Bill to Expand Abortion Access for Military Women Introduced in Senate
Senator Kirsten Gillebrand (D-New York) has introduced a bill in the Senate that would allow military servicewomen to obtain abortions in military medical facilities, provided they pay for them out of pocket. Current law forbids federal dollars from directly funding abortions except to protect the life of the mother, or in cases of rape or incest. The law also currently prohibits military members and their families from using their own money to pay for abortions in military hospitals.
Representative Louise Slaughter (D-New York) introduced similar legislation last month in the House of Representatives.
The proposed bill, called the Military Access to Reproductive Care and Health Act (or the MARCH Act, as suckers for acronyms like to call it), is intended to allow military women to get abortions in American military facilities overseas rather than have to take leave and go back to the United States to get it or risk having an unsafe abortionist in an overseas country do it. Gillebrand and the law’s supporters are also concerned about overseas language barriers, the health and safety records of overseas abortion providers, questionable regulation, and a lack of privacy.
The Department of Defense estimates that as many as 19,000 servicemembers are sexually assaulted each year,” said Senator Gillebrand in a statement. “While victims of rape or incest now can receive abortion services at military medical facilities, for some disclosing their assault would be especially problematic; for example, because their commanding officer is the perpetrator of the assault. Other women may decide that they simply do not want to disclose that they were raped. Either way, the MARCH Act of 2013 would provide a path for women in this difficult position to receive services without compromising their privacy.”
Senator Gillebrand is the chairperson of the Senate Armed Services Subcommittee on Personnel.
The Senate version of the bill has also picked up co-sponsorship from Senators Dick Durbin (Ill.), Al Franken (Minn.), Tom Harkin (Ia.), Frank Lautenberg (N.J.), Jeff Merkley (Ore.), Patty Murray (Wash.), Bernie Sanders (Vt.), Jean Shaheen (N.H.), Sheldon Whitehouse (R.I.) and Ron Wyden (Ore.). All the Senate cosponsors are Democrats, except for Sanders, who an independent but who describes himself as a “democratic socialist.”
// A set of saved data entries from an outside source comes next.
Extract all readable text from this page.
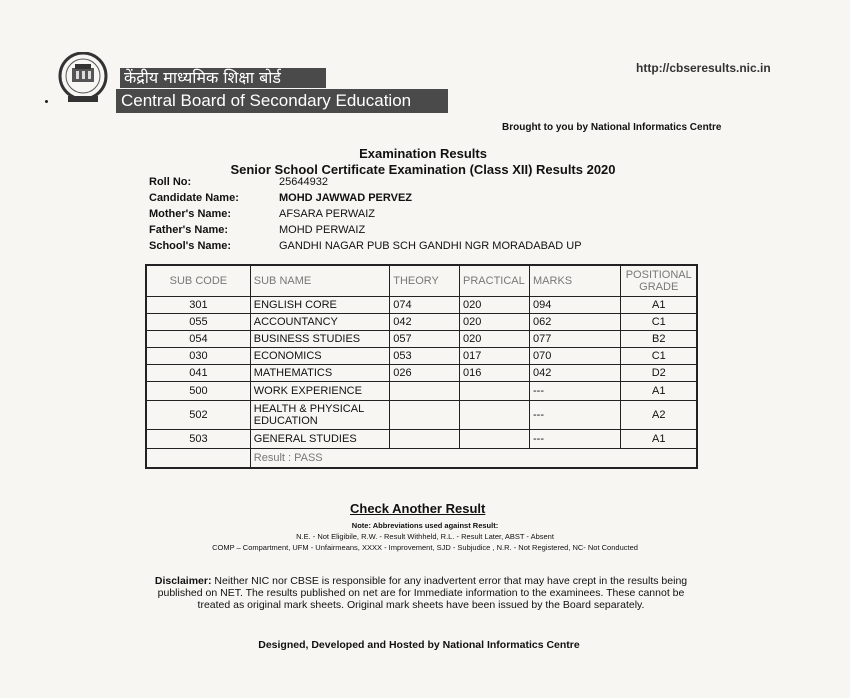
केंद्रीय माध्यमिक शिक्षा बोर्ड
Central Board of Secondary Education
http://cbseresults.nic.in
Brought to you by National Informatics Centre
Examination Results
Senior School Certificate Examination (Class XII) Results 2020
Roll No:	25644932
Candidate Name:	MOHD JAWWAD PERVEZ
Mother's Name:	AFSARA PERWAIZ
Father's Name:	MOHD PERWAIZ
School's Name:	GANDHI NAGAR PUB SCH GANDHI NGR MORADABAD UP
SUB CODE	SUB NAME	THEORY	PRACTICAL	MARKS	POSITIONAL GRADE
301	ENGLISH CORE	074	020	094	A1
055	ACCOUNTANCY	042	020	062	C1
054	BUSINESS STUDIES	057	020	077	B2
030	ECONOMICS	053	017	070	C1
041	MATHEMATICS	026	016	042	D2
500	WORK EXPERIENCE			---	A1
502	HEALTH & PHYSICAL EDUCATION			---	A2
503	GENERAL STUDIES			---	A1
	Result : PASS				
Check Another Result
Note: Abbreviations used against Result:
N.E. - Not Eligibile, R.W. - Result Withheld, R.L. - Result Later, ABST - Absent
COMP – Compartment, UFM - Unfairmeans, XXXX - Improvement, SJD - Subjudice , N.R. - Not Registered, NC- Not Conducted
Disclaimer: Neither NIC nor CBSE is responsible for any inadvertent error that may have crept in the results being published on NET. The results published on net are for Immediate information to the examinees. These cannot be treated as original mark sheets. Original mark sheets have been issued by the Board separately.
Designed, Developed and Hosted by National Informatics Centre
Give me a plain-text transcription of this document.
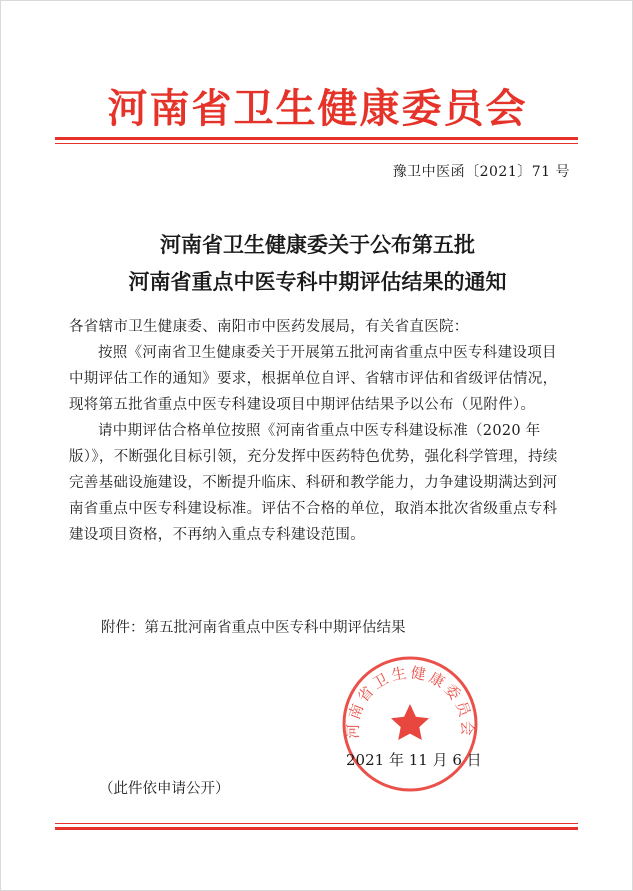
河南省卫生健康委员会
豫卫中医函〔2021〕71 号
河南省卫生健康委关于公布第五批
河南省重点中医专科中期评估结果的通知

各省辖市卫生健康委、南阳市中医药发展局，有关省直医院：

按照《河南省卫生健康委关于开展第五批河南省重点中医专科建设项目中期评估工作的通知》要求，根据单位自评、省辖市评估和省级评估情况，现将第五批省重点中医专科建设项目中期评估结果予以公布（见附件）。

请中期评估合格单位按照《河南省重点中医专科建设标准（2020 年版）》，不断强化目标引领，充分发挥中医药特色优势，强化科学管理，持续完善基础设施建设，不断提升临床、科研和教学能力，力争建设期满达到河南省重点中医专科建设标准。评估不合格的单位，取消本批次省级重点专科建设项目资格，不再纳入重点专科建设范围。

附件：第五批河南省重点中医专科中期评估结果
河南省卫生健康委员会
2021 年 11 月 6 日
（此件依申请公开）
The House version of the bill has 45 co-sponsors, all of them Democrats. Passage in the house is impossible without some Republican support, since Republicans still hold the majority in the House of Representatives.
“Our women in uniform continue to play increasingly critical roles in our military and there is no reason for them to be excluded from the same types of health care services available to those in the private sector,” said Senator Patty Murray.
“Women serving in foreign countries deserve access to safe and legal health care, which in many cases is not available off the military base. Women in the U.S. military shouldn’t have to forfeit their rights when they serve abroad, and this legislation would bring unjust treatment to an end,” said Senator Frank R. Lautenberg.
Supporters of the House version of the bill state that there is a ‘conscience clause’ that allows military health care providers who object to performing abortions to refuse to provide it.
In 1993, the Clinton Administration issued an executive order that lifted the ban on using private funds to pay for abortions in military hospitals. However, Congress reinstated the ban in 1995, prohibiting private funding for abortions at military facilities except in cases involving a threat to the life of the mother, rape or incest. Congress also restricted public funding for abortions to cases involving a threat to the mother’s life. A more extensive legislative and political history is available from the Guttmacher Institute here. The Guttmacher Institute consistently supports abortion rights.
Both Senator Slaughter and Gillebrand have attempted to push similar legislation in 2011 and 2012, but without success.